Seaching Hi and Lois
Tuesday gagstrip day.
This weekend I posted another one of those early fifties Johnstone and Cushing ads that could be by Dik Browne or Gill Fox. One poster preferred to go with Browne on that one and I tend to agree with him. So today and tomorrow I thought it best to throw in some more material for comparison. Today I start with a couple of early Hi and Lois pages.
Hi and Lois started as a daily strip in 1954. Immediately, Dik Browne's style began to take on Mort Walker's characteristics. His angular style making room for Walker's more rounded forms. In 1955 the style of the series seems to have been set. In 1956 a sunday page was added. Unfortunately, I have no samples of those first years, only one sunday from 1957 which seems to have been lost in my scan pile. So for today you'll have to make do with a couple of samples from 1958 and 1960.

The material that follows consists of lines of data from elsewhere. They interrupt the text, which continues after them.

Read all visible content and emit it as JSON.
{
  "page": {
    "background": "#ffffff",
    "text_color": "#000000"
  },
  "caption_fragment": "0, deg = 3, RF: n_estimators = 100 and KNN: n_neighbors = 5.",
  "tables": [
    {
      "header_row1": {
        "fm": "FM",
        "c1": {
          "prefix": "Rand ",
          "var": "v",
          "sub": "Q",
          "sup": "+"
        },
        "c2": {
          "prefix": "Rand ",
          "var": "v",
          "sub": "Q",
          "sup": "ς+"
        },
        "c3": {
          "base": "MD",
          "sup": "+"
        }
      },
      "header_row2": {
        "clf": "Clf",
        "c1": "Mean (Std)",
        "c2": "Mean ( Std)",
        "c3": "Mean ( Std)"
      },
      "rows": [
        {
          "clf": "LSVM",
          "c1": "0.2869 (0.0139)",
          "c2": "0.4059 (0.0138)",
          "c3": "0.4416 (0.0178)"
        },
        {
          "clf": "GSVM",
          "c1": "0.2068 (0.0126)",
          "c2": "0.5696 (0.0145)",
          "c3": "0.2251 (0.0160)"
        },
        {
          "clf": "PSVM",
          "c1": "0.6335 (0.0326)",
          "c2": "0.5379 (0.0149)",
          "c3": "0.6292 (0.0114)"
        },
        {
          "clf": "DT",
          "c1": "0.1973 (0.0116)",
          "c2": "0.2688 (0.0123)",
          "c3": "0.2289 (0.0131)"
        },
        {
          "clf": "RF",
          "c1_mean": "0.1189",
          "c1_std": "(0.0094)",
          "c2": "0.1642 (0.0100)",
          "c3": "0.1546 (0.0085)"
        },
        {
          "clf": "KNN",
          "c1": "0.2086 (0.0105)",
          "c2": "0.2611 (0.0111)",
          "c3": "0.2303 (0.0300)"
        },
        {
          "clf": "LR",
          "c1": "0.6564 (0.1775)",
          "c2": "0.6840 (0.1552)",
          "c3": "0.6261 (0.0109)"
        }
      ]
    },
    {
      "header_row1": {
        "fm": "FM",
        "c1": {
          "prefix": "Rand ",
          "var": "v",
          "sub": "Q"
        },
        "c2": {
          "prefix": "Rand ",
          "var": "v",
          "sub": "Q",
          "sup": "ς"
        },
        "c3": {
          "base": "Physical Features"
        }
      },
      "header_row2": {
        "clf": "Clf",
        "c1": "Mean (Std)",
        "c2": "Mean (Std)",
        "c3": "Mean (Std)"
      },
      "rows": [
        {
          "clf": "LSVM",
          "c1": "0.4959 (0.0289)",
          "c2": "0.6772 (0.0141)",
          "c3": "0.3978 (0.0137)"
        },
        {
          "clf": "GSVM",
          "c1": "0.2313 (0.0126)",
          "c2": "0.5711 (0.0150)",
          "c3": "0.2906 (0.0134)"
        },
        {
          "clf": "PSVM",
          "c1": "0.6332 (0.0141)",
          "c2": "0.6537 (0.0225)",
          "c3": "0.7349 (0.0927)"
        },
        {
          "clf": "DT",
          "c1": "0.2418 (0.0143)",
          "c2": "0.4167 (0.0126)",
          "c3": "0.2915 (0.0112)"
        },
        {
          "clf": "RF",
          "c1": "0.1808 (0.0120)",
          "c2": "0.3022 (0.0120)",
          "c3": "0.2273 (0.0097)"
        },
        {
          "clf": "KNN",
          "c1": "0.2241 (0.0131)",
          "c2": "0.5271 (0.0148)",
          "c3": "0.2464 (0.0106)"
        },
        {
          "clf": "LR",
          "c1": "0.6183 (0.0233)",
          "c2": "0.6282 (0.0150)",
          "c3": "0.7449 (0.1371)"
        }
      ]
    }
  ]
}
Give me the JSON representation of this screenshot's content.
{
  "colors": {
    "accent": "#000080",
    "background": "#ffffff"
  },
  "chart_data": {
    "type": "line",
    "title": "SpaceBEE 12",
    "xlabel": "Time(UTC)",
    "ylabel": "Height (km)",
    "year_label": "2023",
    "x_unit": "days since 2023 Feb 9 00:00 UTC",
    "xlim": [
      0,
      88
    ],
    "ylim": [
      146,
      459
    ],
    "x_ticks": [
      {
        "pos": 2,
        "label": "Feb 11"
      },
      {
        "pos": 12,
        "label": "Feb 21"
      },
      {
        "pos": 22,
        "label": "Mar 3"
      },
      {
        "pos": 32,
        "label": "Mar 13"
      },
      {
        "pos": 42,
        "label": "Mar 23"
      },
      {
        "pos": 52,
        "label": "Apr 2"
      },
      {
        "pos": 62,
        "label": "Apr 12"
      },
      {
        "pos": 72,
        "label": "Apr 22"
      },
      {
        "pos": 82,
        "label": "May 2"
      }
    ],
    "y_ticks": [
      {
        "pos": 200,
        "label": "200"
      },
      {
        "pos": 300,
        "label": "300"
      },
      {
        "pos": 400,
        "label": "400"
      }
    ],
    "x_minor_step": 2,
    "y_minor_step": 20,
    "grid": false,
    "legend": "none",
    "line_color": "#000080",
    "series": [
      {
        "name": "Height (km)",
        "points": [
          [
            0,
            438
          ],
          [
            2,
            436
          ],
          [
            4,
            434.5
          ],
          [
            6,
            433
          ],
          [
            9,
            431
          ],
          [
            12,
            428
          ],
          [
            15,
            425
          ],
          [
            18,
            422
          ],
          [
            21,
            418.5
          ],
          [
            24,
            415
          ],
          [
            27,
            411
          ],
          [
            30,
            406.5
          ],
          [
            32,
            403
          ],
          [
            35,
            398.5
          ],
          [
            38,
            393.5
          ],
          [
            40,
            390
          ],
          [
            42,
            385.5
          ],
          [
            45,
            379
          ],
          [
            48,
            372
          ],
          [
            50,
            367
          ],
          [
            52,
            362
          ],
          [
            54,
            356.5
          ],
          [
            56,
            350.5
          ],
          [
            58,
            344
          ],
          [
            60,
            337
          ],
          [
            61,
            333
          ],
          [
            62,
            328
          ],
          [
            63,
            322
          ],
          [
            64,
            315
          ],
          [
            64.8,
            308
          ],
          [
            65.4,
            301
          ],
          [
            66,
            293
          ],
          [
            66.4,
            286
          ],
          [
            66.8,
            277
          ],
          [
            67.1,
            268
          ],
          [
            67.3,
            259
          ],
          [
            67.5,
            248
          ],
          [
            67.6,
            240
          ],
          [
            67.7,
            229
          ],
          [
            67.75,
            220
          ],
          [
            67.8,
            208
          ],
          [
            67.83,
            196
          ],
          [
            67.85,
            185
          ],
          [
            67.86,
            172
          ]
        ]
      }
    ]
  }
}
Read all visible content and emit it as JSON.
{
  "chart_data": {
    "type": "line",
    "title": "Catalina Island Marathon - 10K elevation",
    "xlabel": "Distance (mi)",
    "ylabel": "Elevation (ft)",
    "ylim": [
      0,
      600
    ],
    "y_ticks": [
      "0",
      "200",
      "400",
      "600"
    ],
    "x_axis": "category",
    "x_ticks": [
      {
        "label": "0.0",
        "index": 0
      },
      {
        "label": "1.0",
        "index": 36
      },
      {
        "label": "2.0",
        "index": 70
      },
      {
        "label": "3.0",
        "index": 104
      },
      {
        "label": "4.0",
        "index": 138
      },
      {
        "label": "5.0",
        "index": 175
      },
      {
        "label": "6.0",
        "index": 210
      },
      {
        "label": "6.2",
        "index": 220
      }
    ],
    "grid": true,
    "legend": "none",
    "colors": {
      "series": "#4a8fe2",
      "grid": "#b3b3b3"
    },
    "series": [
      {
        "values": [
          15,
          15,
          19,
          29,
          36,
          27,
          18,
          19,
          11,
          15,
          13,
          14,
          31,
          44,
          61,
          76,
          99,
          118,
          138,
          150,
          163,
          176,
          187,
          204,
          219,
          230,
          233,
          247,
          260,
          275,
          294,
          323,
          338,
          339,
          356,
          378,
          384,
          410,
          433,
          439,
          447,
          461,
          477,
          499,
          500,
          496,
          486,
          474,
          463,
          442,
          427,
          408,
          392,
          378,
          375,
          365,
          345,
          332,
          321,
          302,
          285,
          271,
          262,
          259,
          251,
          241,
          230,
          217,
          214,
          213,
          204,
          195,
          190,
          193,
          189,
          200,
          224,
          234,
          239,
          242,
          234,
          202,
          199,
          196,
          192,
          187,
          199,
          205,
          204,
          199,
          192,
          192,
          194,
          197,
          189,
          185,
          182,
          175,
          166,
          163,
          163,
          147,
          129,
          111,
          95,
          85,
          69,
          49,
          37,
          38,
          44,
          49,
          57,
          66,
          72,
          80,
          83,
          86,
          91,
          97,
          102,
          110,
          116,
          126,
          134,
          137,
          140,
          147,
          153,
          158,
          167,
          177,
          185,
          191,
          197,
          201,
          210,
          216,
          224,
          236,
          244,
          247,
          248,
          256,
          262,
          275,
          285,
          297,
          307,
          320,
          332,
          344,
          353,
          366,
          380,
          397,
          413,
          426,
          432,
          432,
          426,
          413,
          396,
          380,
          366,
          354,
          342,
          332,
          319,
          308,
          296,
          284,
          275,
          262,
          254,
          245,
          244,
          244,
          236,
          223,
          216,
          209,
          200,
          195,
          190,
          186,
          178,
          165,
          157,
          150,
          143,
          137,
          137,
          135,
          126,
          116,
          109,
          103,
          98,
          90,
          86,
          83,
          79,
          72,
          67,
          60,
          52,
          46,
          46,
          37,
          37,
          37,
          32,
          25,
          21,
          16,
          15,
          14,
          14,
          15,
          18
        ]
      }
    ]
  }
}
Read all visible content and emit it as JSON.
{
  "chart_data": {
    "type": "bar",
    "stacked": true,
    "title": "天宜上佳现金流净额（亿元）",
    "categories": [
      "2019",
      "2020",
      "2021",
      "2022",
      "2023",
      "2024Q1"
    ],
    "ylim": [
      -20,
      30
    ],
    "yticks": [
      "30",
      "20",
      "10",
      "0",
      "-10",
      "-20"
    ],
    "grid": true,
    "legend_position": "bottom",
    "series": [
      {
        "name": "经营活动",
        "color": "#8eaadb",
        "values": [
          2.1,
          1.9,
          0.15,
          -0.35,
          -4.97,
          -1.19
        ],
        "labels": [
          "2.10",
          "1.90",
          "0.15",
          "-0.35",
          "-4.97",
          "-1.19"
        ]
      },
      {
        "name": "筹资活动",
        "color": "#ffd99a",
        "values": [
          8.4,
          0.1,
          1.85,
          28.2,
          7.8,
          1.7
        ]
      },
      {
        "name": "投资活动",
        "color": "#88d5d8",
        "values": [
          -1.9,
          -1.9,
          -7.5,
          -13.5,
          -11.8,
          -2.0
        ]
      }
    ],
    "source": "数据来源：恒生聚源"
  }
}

The series was sold to the papers as 'a humorous look at suburban life' and in the first couple of years the focus was as much on Hi's work and his commuting as on the family life. In the late fifties, this began to change. More and more gags were based on the home situation. For a while, there were a couple of gags about the garbage men to break the monotony, but in the early sixties even they disappeared to be replaced by gags about the neighbours. For me, the series lost all it's appeal when the baby started talking to a sunbeam.
Another thing making the strip exciting in the early years, was Dik Browne tendency to showcase his many styles in the sunday. Many gags were written for him to show off his skill with color and lines. Many of these special pages have been reprinted in the excellent The Best of Hi & Lois, available from Amazon and if I remember well, directly from the Walker estate. They did Best of books about Hi & Lois, Beetle Bailey and Hagar, which I can all recommend.
In the Sundays shown here, you can see the focus n Hi's work situation in the first two gags. The boss character with the light bulb head was a recurring one. In the first gag, Browne also shows his cartooning skills in the way he draws the nerveousnous of the characters. The 1960 tabloid examples are alreay more laid back, but they also show the humor and skill of this trip in it's early years. It may seem a bit tame to our taste, but it was very modern in it's time. It actually looks and reads to me like a comic strip version of The Dick van Dyke Show, with modern gags about a modern couple five years before Carl Reiner got to do it on television. All the other family strips were still doing a variation on I Love Lucy or the dumb husband stuff from Blondie.
Hi and Lois are even shown to be sleeping in the same bed in 1958. When The Dick van Dyke Show did it, it was considered a breakthrough, but Browne and Walker beat him to it in a newspaper strip. And we all know how conservative they could be. It all starts with Dik Browne's drawing style, I think. He just oozes sophistication.